Two men from Suffolk have been jailed for burning down a wedding venue in Cambridgeshire.

An 18th Century barn was torched at Chilford Hall in Linton in June.

Thomas Richardson, 27, from Haverhill, was sentenced to five years and four months for arson. Mark Hall, 28, also from Haverhill, received four years.

The fire caused £5m of damage and affected more than 100 weddings, Cambridge Crown Court heard.

The court heard Richardson was a disgruntled ex-employee and Hall his "vulnerable" accomplice.

The pair, fuelled by alcohol, started a blaze in a "cruel and calculated attack".

'Much loved asset'

Prosecutor Christopher Morgan said: "The loss of these buildings and personal items was irreplaceable. It also had a widespread impact on the local economy."

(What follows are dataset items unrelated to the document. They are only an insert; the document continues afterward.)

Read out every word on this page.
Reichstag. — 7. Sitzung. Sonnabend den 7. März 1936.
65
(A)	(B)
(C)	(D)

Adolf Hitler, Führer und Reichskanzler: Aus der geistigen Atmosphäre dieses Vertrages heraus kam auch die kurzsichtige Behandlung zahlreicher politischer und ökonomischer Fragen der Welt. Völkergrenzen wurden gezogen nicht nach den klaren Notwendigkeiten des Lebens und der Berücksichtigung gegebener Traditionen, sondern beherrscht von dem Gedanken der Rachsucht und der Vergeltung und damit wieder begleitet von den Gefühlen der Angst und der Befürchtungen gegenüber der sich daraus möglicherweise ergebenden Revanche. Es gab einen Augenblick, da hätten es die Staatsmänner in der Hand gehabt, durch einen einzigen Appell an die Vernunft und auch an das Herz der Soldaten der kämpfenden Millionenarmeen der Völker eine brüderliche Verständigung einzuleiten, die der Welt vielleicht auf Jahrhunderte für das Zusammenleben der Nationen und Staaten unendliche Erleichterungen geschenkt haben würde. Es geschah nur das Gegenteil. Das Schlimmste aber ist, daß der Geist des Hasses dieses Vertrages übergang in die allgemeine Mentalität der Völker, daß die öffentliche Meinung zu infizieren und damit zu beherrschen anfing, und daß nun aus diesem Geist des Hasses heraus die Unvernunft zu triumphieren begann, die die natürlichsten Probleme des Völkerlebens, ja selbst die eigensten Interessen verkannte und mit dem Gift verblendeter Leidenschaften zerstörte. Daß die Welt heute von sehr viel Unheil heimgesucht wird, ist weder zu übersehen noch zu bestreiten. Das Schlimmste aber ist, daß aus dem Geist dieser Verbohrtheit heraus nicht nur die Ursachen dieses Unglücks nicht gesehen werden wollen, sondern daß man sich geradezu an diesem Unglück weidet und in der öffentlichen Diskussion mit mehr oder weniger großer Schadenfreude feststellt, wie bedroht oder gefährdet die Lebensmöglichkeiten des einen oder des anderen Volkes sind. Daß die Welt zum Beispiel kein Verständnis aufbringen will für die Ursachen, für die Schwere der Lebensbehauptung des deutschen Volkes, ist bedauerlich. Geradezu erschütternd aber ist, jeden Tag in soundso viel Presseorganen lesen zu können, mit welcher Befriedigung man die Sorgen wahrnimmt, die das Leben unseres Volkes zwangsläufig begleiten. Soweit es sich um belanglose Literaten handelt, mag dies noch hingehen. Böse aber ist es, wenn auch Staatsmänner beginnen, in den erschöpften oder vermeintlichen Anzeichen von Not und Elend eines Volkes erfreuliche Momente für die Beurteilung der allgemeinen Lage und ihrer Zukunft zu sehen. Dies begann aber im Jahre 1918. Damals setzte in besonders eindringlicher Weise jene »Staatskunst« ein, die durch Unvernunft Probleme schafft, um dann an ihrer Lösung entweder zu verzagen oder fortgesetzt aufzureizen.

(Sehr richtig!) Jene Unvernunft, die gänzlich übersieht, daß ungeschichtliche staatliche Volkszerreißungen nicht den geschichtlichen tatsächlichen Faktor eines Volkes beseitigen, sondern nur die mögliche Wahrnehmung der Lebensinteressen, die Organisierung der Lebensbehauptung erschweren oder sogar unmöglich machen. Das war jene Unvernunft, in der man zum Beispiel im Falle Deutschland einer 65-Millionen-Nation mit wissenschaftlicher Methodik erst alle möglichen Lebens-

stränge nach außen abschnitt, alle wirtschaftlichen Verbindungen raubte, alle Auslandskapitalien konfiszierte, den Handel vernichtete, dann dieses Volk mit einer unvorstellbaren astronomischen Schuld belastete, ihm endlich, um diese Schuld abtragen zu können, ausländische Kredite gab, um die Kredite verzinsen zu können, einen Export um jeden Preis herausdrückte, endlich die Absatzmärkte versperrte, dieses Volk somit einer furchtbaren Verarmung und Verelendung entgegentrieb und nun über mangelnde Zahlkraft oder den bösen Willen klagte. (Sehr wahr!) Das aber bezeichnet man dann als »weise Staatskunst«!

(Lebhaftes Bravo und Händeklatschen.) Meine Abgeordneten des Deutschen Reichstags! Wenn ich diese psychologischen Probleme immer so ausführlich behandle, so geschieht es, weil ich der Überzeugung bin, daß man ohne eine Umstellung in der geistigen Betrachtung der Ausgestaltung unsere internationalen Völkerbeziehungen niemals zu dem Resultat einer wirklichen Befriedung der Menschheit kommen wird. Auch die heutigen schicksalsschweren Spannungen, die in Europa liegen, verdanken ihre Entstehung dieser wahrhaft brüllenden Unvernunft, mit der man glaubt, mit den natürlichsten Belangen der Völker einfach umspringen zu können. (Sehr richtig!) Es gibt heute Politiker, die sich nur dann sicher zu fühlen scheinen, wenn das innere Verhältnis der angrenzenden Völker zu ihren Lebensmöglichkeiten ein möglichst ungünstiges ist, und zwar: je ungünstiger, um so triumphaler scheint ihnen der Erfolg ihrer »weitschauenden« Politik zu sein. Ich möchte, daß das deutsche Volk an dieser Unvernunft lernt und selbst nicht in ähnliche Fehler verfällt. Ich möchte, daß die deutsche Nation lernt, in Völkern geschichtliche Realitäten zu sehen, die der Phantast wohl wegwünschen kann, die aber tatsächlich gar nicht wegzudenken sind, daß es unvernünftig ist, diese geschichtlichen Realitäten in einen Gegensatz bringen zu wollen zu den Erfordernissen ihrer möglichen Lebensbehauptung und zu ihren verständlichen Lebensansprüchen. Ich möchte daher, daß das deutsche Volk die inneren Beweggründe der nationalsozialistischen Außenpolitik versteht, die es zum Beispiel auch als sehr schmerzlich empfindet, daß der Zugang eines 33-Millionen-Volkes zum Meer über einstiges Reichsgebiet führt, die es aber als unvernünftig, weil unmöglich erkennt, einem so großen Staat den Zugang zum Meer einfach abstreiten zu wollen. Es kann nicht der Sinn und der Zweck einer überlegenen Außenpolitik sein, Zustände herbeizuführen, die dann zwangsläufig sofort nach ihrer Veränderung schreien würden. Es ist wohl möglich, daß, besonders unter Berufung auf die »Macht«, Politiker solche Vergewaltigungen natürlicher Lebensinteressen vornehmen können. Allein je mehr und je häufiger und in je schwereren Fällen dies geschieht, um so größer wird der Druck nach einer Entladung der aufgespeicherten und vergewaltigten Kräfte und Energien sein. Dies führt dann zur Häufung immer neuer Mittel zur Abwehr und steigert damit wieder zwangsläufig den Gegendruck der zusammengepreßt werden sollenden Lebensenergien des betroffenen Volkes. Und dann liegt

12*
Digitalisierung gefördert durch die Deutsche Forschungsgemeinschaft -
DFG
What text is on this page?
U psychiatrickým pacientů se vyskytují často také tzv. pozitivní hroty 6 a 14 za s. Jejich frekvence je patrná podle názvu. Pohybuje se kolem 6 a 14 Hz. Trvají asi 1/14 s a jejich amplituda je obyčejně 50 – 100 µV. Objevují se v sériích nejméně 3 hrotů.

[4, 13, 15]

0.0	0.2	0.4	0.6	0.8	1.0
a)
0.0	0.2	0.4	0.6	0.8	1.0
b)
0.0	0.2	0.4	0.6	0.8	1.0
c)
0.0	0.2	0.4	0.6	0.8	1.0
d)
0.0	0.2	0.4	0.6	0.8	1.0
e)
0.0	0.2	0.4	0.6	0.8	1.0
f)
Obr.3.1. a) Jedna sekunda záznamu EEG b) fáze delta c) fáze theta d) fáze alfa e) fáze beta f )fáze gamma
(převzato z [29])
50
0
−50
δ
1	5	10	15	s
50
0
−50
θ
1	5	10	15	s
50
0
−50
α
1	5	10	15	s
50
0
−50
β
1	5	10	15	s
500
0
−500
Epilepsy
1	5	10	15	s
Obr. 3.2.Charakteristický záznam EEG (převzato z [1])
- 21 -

Richardson had been sacked by the venue for stealing alcohol exactly three years before the blaze and had long held a grudge.

Image caption Chilford Hall's wedding barn and adjoining rooms were burned down in June

He had driven Hall, who is autistic, to the barn and encouraged him to take part in the arson attack, jurors were told during their trial.

Richardson admitted arson. Hall was found guilty after a trial.

Both men were cleared of the more serious charge of being reckless as to whether life was endangered.

Judge Gareth Hawkesworth said the hall was a "much loved asset within the East Anglia community".

"The fire started in the dead of night when the venue was deserted but the owner, Fiona Alper, and her son were asleep a matter of yards away," he said.

"It was only the bravery and dedication of the fire service which prevented damage to their home and danger to them."

Adam Budworth, mitigating, said Richardson offered his "sincerest apologies for such disgraceful behaviour".

'Full of character'

Mark Shelley, mitigating on behalf of Hall, said his client had autism and very low IQ.

"He was heavily in drink and was led by Mr Richardson into going along to the hall and doing what he did," said Mr Shelley.

Outside court, Mrs Alper said a semi-permanent replacement for the barn would open next month and bookings for weddings had been taken.

She said: "The barn was Grade II-listed and full of character, so we will never replace that, nor the work that Sam put into making his vision reality.

"The business is getting back on its feet but it is desperately sad, what we have lost."